Ellie was already putting it on. “I had it made a little big, so you could wear it for a while,” I explained.
“It’s perfect!”
“Wow, it’s uh, very grown-up, Ellie,” Tinsley said.
“I love it! I’m never taking it off!”
“That’s not real fur, is it, Ann?” Tinsley frowned, “Because—”
“Oh no, of course not!” I said. And as I leaned over to zip up the zipper for Ellie, our eyes met and I gave her the universal grandmother-to-grandchild signal.
I winked.
She finished up her presents and I told Tom I’d forgotten something in my car. It was in a dark box on the floor of the backseat, no bow. I carried it in and set it in front of him.
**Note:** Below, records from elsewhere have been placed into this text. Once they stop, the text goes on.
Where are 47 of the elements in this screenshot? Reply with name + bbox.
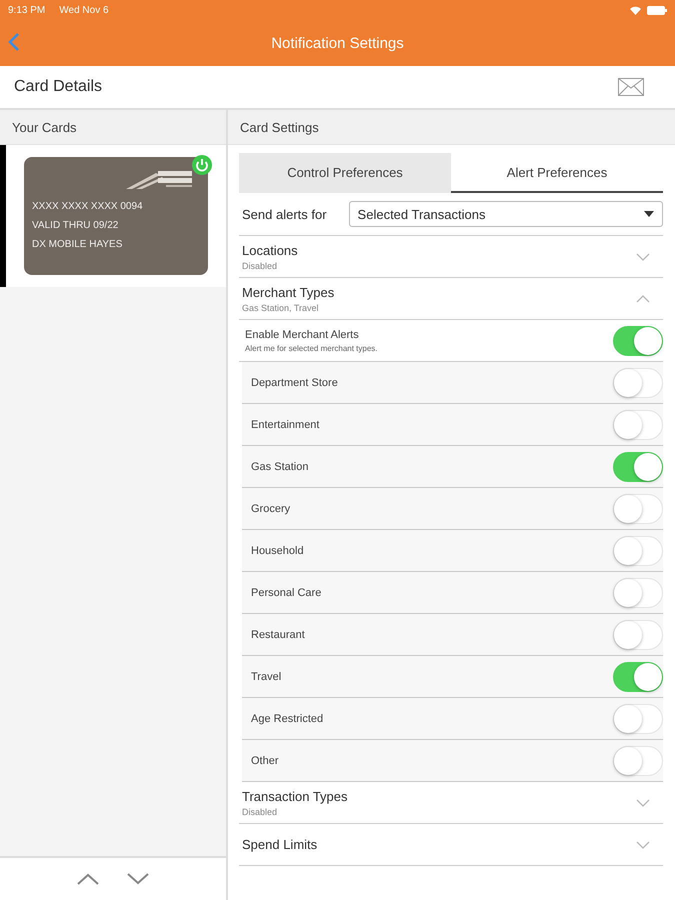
section-row[interactable]: Spend Limits xyxy=(239,824,663,866)
toggle-switch[interactable] xyxy=(613,452,663,482)
toggle-switch[interactable] xyxy=(613,662,663,692)
battery-icon xyxy=(647,6,667,14)
cardholder-name: DX MOBILE HAYES xyxy=(32,239,124,250)
section-title: Spend Limits xyxy=(242,837,318,852)
setting-label: Department Store xyxy=(251,376,338,388)
status-date: Wed Nov 6 xyxy=(59,4,109,16)
section-title: Locations xyxy=(242,242,298,258)
section-subtitle: Gas Station, Travel xyxy=(242,302,320,312)
setting-label: Travel xyxy=(251,670,282,682)
up-icon[interactable] xyxy=(77,873,99,885)
setting-label: Entertainment xyxy=(251,418,320,430)
setting-label: Age Restricted xyxy=(251,712,324,724)
back-icon[interactable] xyxy=(8,32,20,52)
nav-title: Notification Settings xyxy=(271,34,404,52)
card-expiry: VALID THRU 09/22 xyxy=(32,220,120,231)
setting-label: Other xyxy=(251,754,279,766)
tab[interactable]: Control Preferences xyxy=(239,153,451,193)
section-header: Card Settings xyxy=(228,110,675,145)
section-title: Transaction Types xyxy=(242,788,348,804)
card-item[interactable]: XXXX XXXX XXXX 0094 VALID THRU 09/22 DX MOBILE HAYES xyxy=(0,145,226,287)
setting-label: Gas Station xyxy=(251,460,308,472)
section-header: Your Cards xyxy=(0,110,226,145)
section-subtitle: Disabled xyxy=(242,260,278,270)
section-subtitle: Disabled xyxy=(242,806,278,816)
alerts-dropdown[interactable]: Selected Transactions xyxy=(348,201,663,227)
setting-label: Grocery xyxy=(251,502,290,514)
status-time: 9:13 PM xyxy=(8,4,46,16)
setting-label: Restaurant xyxy=(251,628,305,640)
setting-description: Alert me for selected merchant types. xyxy=(245,344,378,352)
setting-label: Household xyxy=(251,544,304,556)
power-icon[interactable] xyxy=(192,155,212,175)
setting-label: Enable Merchant Alerts xyxy=(245,328,360,340)
section-title: Merchant Types xyxy=(242,284,334,300)
down-icon[interactable] xyxy=(127,873,149,885)
setting-label: Personal Care xyxy=(251,586,322,598)
card-number: XXXX XXXX XXXX 0094 xyxy=(32,201,144,212)
toggle-switch[interactable] xyxy=(613,326,663,356)
page-title: Card Details xyxy=(14,78,102,96)
envelope-icon[interactable] xyxy=(618,78,644,96)
caret-icon xyxy=(644,211,654,217)
send-alerts-label: Send alerts for xyxy=(242,206,327,222)
section-row[interactable]: Transaction Types Disabled xyxy=(239,782,663,824)
section-row[interactable]: Locations Disabled xyxy=(239,236,663,278)
wifi-icon xyxy=(630,6,641,14)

“An early present for you,” I said.
“Three months early?” he replied and I shrugged.
The lid of the box came off easily.
“Sneakers?”
“Running shoes,” I said firmly. “I hope they fit.” I smiled as I gathered the scraps of wrapping paper for the recycling bin.
Tinsley looked up from her nails warily, like someone does when a nurse enters the room with a needle.